Investigating the Hard State of MAXI J1820+070: A Comprehensive Bayesian Approach to Black Hole Spin and Accretion Properties

We analyse the X-ray spectrum of the black hole (BH) X-ray binary MAXI J1820 + 070 using observations from XMM-Newton and NuSTAR during ‘hard’ states of its 2018–2019 outburst. We take a fully Bayesian approach, and this is one of the first papers to present a fully Bayesian workflow for the analysis of an X-ray binary X-ray spectrum. This allows us to leverage the relatively well-understood distance and binary system properties (like inclination and BH mass), as well as information from the XMM-Newton RGS data to assess the foreground X-ray absorption. We employ a spectral model for a ‘vanilla’ disc-corona system: the disc is flat and in the plane perpendicular to the axis of the jet and the BH spin, the disc extends inwards to the innermost stable circular orbit around the BH, and the (non-thermal) hard X-ray photons are up-scattered soft X-ray photons originating from the disc thermal emission.
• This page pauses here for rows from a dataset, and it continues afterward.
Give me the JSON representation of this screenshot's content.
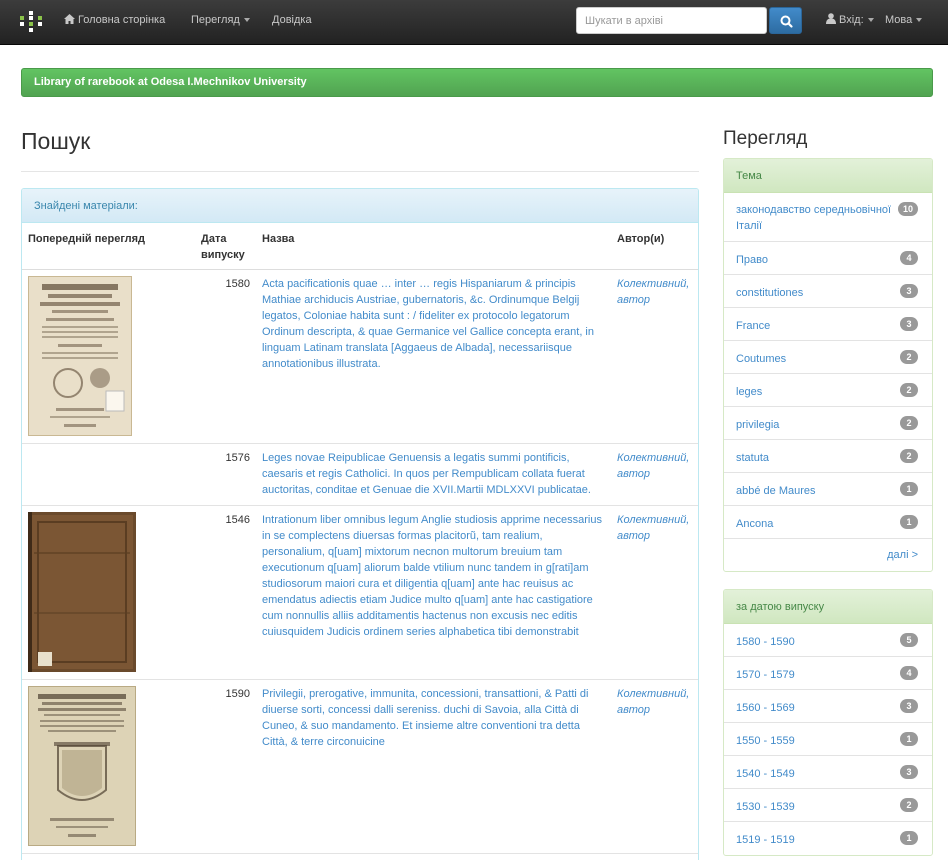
{
  "nav": {
    "home": "Головна сторінка",
    "browse": "Перегляд",
    "help": "Довідка",
    "search_placeholder": "Шукати в архіві",
    "login": "Вхід:",
    "language": "Мова"
  },
  "banner": "Library of rarebook at Odesa I.Mechnikov University",
  "page_title": "Пошук",
  "results": {
    "heading": "Знайдені матеріали:",
    "columns": [
      "Попередній перегляд",
      "Дата випуску",
      "Назва",
      "Автор(и)"
    ],
    "rows": [
      {
        "date": "1580",
        "title": "Acta pacificationis quae … inter … regis Hispaniarum & principis Mathiae archiducis Austriae, gubernatoris, &c. Ordinumque Belgij legatos, Coloniae habita sunt : / fideliter ex protocolo legatorum Ordinum descripta, & quae Germanice vel Gallice concepta erant, in linguam Latinam translata [Aggaeus de Albada], necessariisque annotationibus illustrata.",
        "author": "Колективний, автор"
      },
      {
        "date": "1576",
        "title": "Leges novae Reipublicae Genuensis a legatis summi pontificis, caesaris et regis Catholici. In quos per Rempublicam collata fuerat auctoritas, conditae et Genuae die XVII.Martii MDLXXVI publicatae.",
        "author": "Колективний, автор"
      },
      {
        "date": "1546",
        "title": "Intrationum liber omnibus legum Anglie studiosis apprime necessarius in se complectens diuersas formas placitorũ, tam realium, personalium, q[uam] mixtorum necnon multorum breuium tam executionum q[uam] aliorum balde vtilium nunc tandem in g[rati]am studiosorum maiori cura et diligentia q[uam] ante hac reuisus ac emendatus adiectis etiam Judice multo q[uam] ante hac castigatiore cum nonnullis alliis additamentis hactenus non excusis nec editis cuiusquidem Judicis ordinem series alphabetica tibi demonstrabit",
        "author": "Колективний, автор"
      },
      {
        "date": "1590",
        "title": "Privilegii, prerogative, immunita, concessioni, transattioni, & Patti di diuerse sorti, concessi dalli sereniss. duchi di Savoia, alla Città di Cuneo, & suo mandamento. Et insieme altre conventioni tra detta Città, & terre circonuicine",
        "author": "Колективний, автор"
      }
    ]
  },
  "sidebar": {
    "title": "Перегляд",
    "subject": {
      "heading": "Тема",
      "items": [
        {
          "label": "законодавство середньовічної Італії",
          "count": "10"
        },
        {
          "label": "Право",
          "count": "4"
        },
        {
          "label": "constitutiones",
          "count": "3"
        },
        {
          "label": "France",
          "count": "3"
        },
        {
          "label": "Coutumes",
          "count": "2"
        },
        {
          "label": "leges",
          "count": "2"
        },
        {
          "label": "privilegia",
          "count": "2"
        },
        {
          "label": "statuta",
          "count": "2"
        },
        {
          "label": "abbé de Maures",
          "count": "1"
        },
        {
          "label": "Ancona",
          "count": "1"
        }
      ],
      "more": "далі >"
    },
    "date": {
      "heading": "за датою випуску",
      "items": [
        {
          "label": "1580 - 1590",
          "count": "5"
        },
        {
          "label": "1570 - 1579",
          "count": "4"
        },
        {
          "label": "1560 - 1569",
          "count": "3"
        },
        {
          "label": "1550 - 1559",
          "count": "1"
        },
        {
          "label": "1540 - 1549",
          "count": "3"
        },
        {
          "label": "1530 - 1539",
          "count": "2"
        },
        {
          "label": "1519 - 1519",
          "count": "1"
        }
      ]
    }
  }
}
Together, these provide tight constraints on the spectral model and, in combination with the strong prior information about the system, mean we can then constrain other parameters that are poorly understood such as the disc colour correction factor. By marginalizing over all the parameters, we calculate a posterior density for the BH spin parameter, a. Our modelling suggests a preference for low or negative spin values, although this could plausibly be reproduced by higher spins and a modest degree of disc truncation. This approach demonstrates the efficacy and some of the complexities of Bayesian methods for X-ray spectral analysis.